El espectáculo como necesidad biológica

Subir al escenario impulsado por un impulso que la cultura ha aprendido a estructurar, no a crear

Cuando se levanta el telón, no siempre es la pasión la que habla. A veces es algo más antiguo, más profundo, que ni la timidez ni la razón logran contener durante mucho tiempo

El músico que tiembla entre bastidores antes de salir al escenario no está seguro de querer salir, y sin embargo, sale. La bailarina que lleva meses ensayando para una actuación de veinte minutos no calcula el rendimiento de la inversión de su tiempo. Baila porque necesita bailar ante los ojos de quienes la miran.

Esta tensión entre el miedo y el irresistible atractivo de la mirada del otro merece ser examinada más allá de los relatos sobre vocación o pasión. Las neurociencias, la antropología y la sociología ofrecen una interpretación menos romántica que puede ser más cierta: mostrarse respondería a un impulso biológico que la cultura ha aprendido a estructurar, no a crear. 

El circuito de recompensa no distingue entre el escenario y la supervivencia

El cerebro humano posee un sistema de recompensa dopaminérgico que se activa ante comportamientos que favorecen la supervivencia: comer, reproducirse, establecer vínculos sociales. Ese mismo circuito se activa cuando un individuo recibe aprobación social, ya sea un aplauso, una mirada de admiración o una risa colectiva provocada por su presencia.

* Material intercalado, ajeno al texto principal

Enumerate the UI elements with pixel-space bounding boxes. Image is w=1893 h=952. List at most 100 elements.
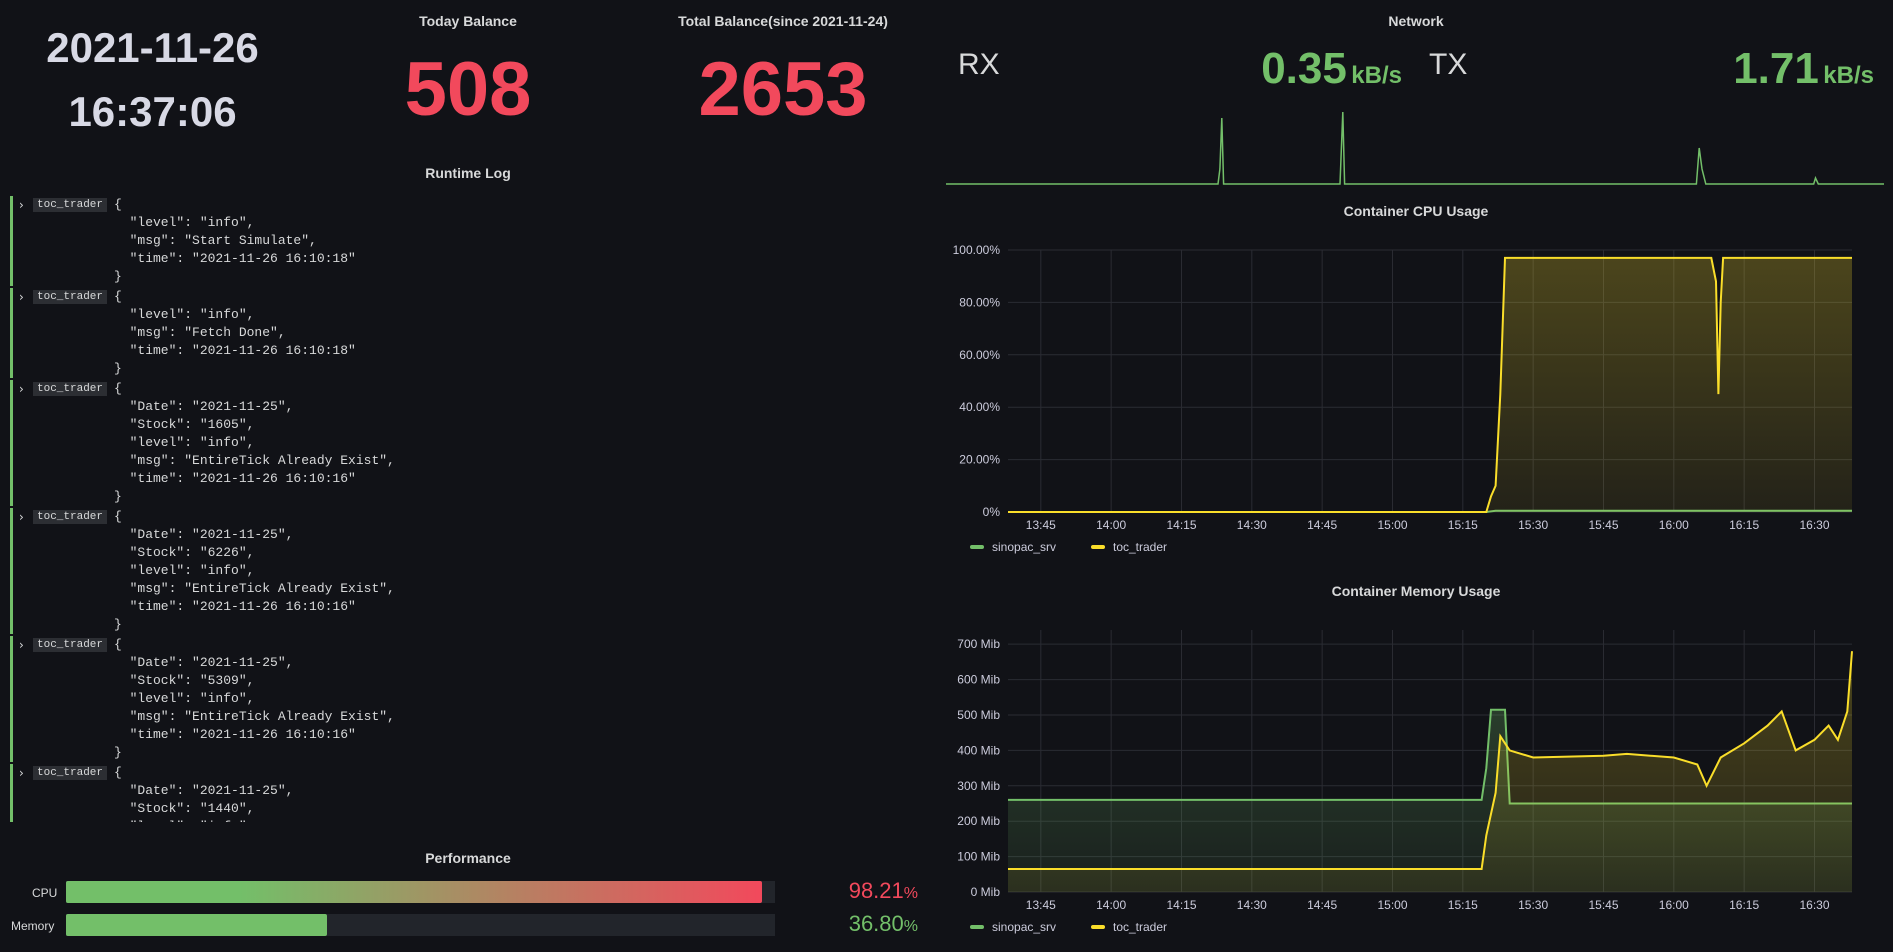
legend-item-toc_trader[interactable]: toc_trader: [1091, 540, 1167, 554]
today-balance-value: 508: [404, 47, 532, 132]
log-tag: toc_trader: [33, 198, 108, 212]
expand-chevron-icon[interactable]: ›: [19, 382, 24, 396]
cpu-number: 98.21: [848, 878, 904, 903]
tx-label: TX: [1429, 48, 1468, 81]
memory-number: 36.80: [848, 911, 904, 936]
legend-swatch: [1091, 545, 1105, 549]
log-entry[interactable]: › toc_trader { "Date": "2021-11-25", "Stoc…: [10, 636, 930, 762]
x-tick-label: 16:30: [1799, 518, 1829, 532]
network-title: Network: [1388, 13, 1444, 29]
memory-value: 36.80%: [790, 911, 918, 937]
tx-value: 1.71 kB/s: [1700, 44, 1874, 94]
x-tick-label: 13:45: [1026, 518, 1056, 532]
log-entry[interactable]: › toc_trader { "Date": "2021-11-25", "Stoc…: [10, 380, 930, 506]
legend-swatch: [970, 925, 984, 929]
expand-chevron-icon[interactable]: ›: [19, 638, 24, 652]
rx-number: 0.35: [1261, 44, 1347, 93]
legend-label: sinopac_srv: [992, 540, 1056, 554]
x-tick-label: 14:45: [1307, 518, 1337, 532]
y-tick-label: 300 Mib: [957, 779, 1000, 793]
network-rx-line: [946, 111, 1884, 185]
memory-unit: %: [903, 918, 918, 935]
y-tick-label: 400 Mib: [957, 743, 1000, 757]
legend-item-sinopac_srv[interactable]: sinopac_srv: [970, 920, 1056, 934]
log-body: { "Date": "2021-11-25", "Stock": "6226",…: [114, 509, 395, 632]
x-tick-label: 16:15: [1729, 898, 1759, 912]
rx-unit: kB/s: [1351, 62, 1402, 89]
log-body: { "Date": "2021-11-25", "Stock": "1605",…: [114, 381, 395, 504]
x-tick-label: 16:30: [1799, 898, 1829, 912]
y-tick-label: 600 Mib: [957, 673, 1000, 687]
y-tick-label: 700 Mib: [957, 637, 1000, 651]
x-tick-label: 15:00: [1377, 518, 1407, 532]
tx-unit: kB/s: [1823, 62, 1874, 89]
rx-value: 0.35 kB/s: [1230, 44, 1402, 94]
x-tick-label: 15:15: [1448, 518, 1478, 532]
memory-label: Memory: [11, 919, 55, 933]
memory-bar: [66, 914, 775, 936]
log-entry[interactable]: › toc_trader { "level": "info", "msg": "St…: [10, 196, 930, 286]
x-tick-label: 14:30: [1237, 518, 1267, 532]
log-entry[interactable]: › toc_trader { "Date": "2021-11-25", "Stoc…: [10, 764, 930, 822]
log-body: { "level": "info", "msg": "Fetch Done", …: [114, 289, 356, 376]
y-tick-label: 100.00%: [953, 243, 1001, 257]
y-tick-label: 0 Mib: [971, 885, 1001, 899]
expand-chevron-icon[interactable]: ›: [19, 290, 24, 304]
log-tag: toc_trader: [33, 510, 108, 524]
x-tick-label: 14:00: [1096, 898, 1126, 912]
x-tick-label: 16:00: [1659, 518, 1689, 532]
x-tick-label: 15:00: [1377, 898, 1407, 912]
log-tag: toc_trader: [33, 382, 108, 396]
x-tick-label: 14:00: [1096, 518, 1126, 532]
expand-chevron-icon[interactable]: ›: [19, 766, 24, 780]
log-tag: toc_trader: [33, 766, 108, 780]
x-tick-label: 14:15: [1166, 898, 1196, 912]
x-tick-label: 16:00: [1659, 898, 1689, 912]
expand-chevron-icon[interactable]: ›: [19, 198, 24, 212]
today-balance-title: Today Balance: [419, 13, 517, 29]
network-sparkline: [946, 111, 1884, 185]
legend-item-toc_trader[interactable]: toc_trader: [1091, 920, 1167, 934]
y-tick-label: 0%: [983, 505, 1001, 519]
legend-swatch: [1091, 925, 1105, 929]
x-tick-label: 15:15: [1448, 898, 1478, 912]
x-tick-label: 13:45: [1026, 898, 1056, 912]
date-display: 2021-11-26: [46, 24, 259, 71]
x-tick-label: 14:45: [1307, 898, 1337, 912]
log-entry[interactable]: › toc_trader { "Date": "2021-11-25", "Stoc…: [10, 508, 930, 634]
log-tag: toc_trader: [33, 638, 108, 652]
legend-label: toc_trader: [1113, 540, 1167, 554]
memory-usage-chart[interactable]: 0 Mib 100 Mib 200 Mib 300 Mib 400 Mib 500 Mib…: [946, 620, 1884, 940]
tx-number: 1.71: [1733, 44, 1819, 93]
x-tick-label: 15:30: [1518, 898, 1548, 912]
cpu-usage-chart[interactable]: 0% 20.00% 40.00% 60.00% 80.00% 100.00% 13:45 14…: [946, 240, 1884, 560]
cpu-bar-fill: [66, 881, 763, 903]
legend-label: sinopac_srv: [992, 920, 1056, 934]
memory-bar-fill: [66, 914, 327, 936]
performance-title: Performance: [425, 850, 511, 866]
runtime-log-title: Runtime Log: [425, 165, 511, 181]
total-balance-value: 2653: [698, 47, 868, 132]
log-entry[interactable]: › toc_trader { "level": "info", "msg": "Fe…: [10, 288, 930, 378]
series-area-toc_trader: [1008, 257, 1852, 512]
y-tick-label: 20.00%: [959, 453, 1000, 467]
x-tick-label: 15:45: [1588, 898, 1618, 912]
log-body: { "level": "info", "msg": "Start Simulat…: [114, 197, 356, 284]
x-tick-label: 14:15: [1166, 518, 1196, 532]
log-body: { "Date": "2021-11-25", "Stock": "5309",…: [114, 637, 395, 760]
x-tick-label: 16:15: [1729, 518, 1759, 532]
log-body: { "Date": "2021-11-25", "Stock": "1440",…: [114, 765, 294, 822]
runtime-log-list[interactable]: › toc_trader { "level": "info", "msg": "St…: [10, 196, 930, 822]
y-tick-label: 200 Mib: [957, 814, 1000, 828]
x-tick-label: 14:30: [1237, 898, 1267, 912]
legend-item-sinopac_srv[interactable]: sinopac_srv: [970, 540, 1056, 554]
cpu-value: 98.21%: [790, 878, 918, 904]
expand-chevron-icon[interactable]: ›: [19, 510, 24, 524]
legend-label: toc_trader: [1113, 920, 1167, 934]
x-tick-label: 15:30: [1518, 518, 1548, 532]
total-balance-title: Total Balance(since 2021-11-24): [678, 13, 888, 29]
y-tick-label: 100 Mib: [957, 850, 1000, 864]
y-tick-label: 40.00%: [959, 400, 1000, 414]
x-tick-label: 15:45: [1588, 518, 1618, 532]
cpu-bar: [66, 881, 775, 903]
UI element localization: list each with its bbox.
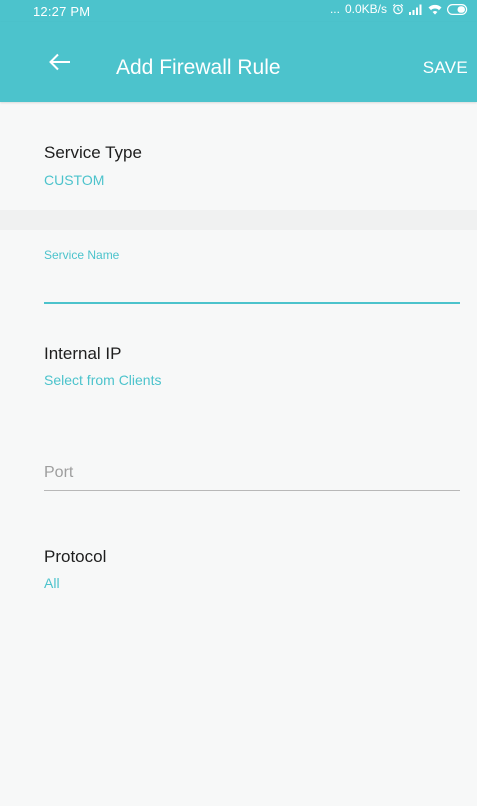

Robert Sapolsky, en *Behave: The Biology of Humans at Our Best and Worst* (2017), demuestra que los mecanismos biológicos que rigen los comportamientos sociales complejos son los mismos que los que rigen los comportamientos de supervivencia elemental. El reconocimiento del grupo no es un lujo añadido a la condición humana, sino una condición para su estabilidad psíquica.

Subirse al escenario desencadena una respuesta fisiológica medible: aumento del cortisol antes de la actuación, pico de dopamina durante la ejecución satisfactoria y una tolerancia creciente a la exposición en los artistas habituales, lo que se asemeja más a un condicionamiento que a un aprendizaje consciente. El cuerpo busca repetir lo que el cerebro ha registrado como gratificante. El escenario, en este contexto, no es una tribuna, es un territorio biológico.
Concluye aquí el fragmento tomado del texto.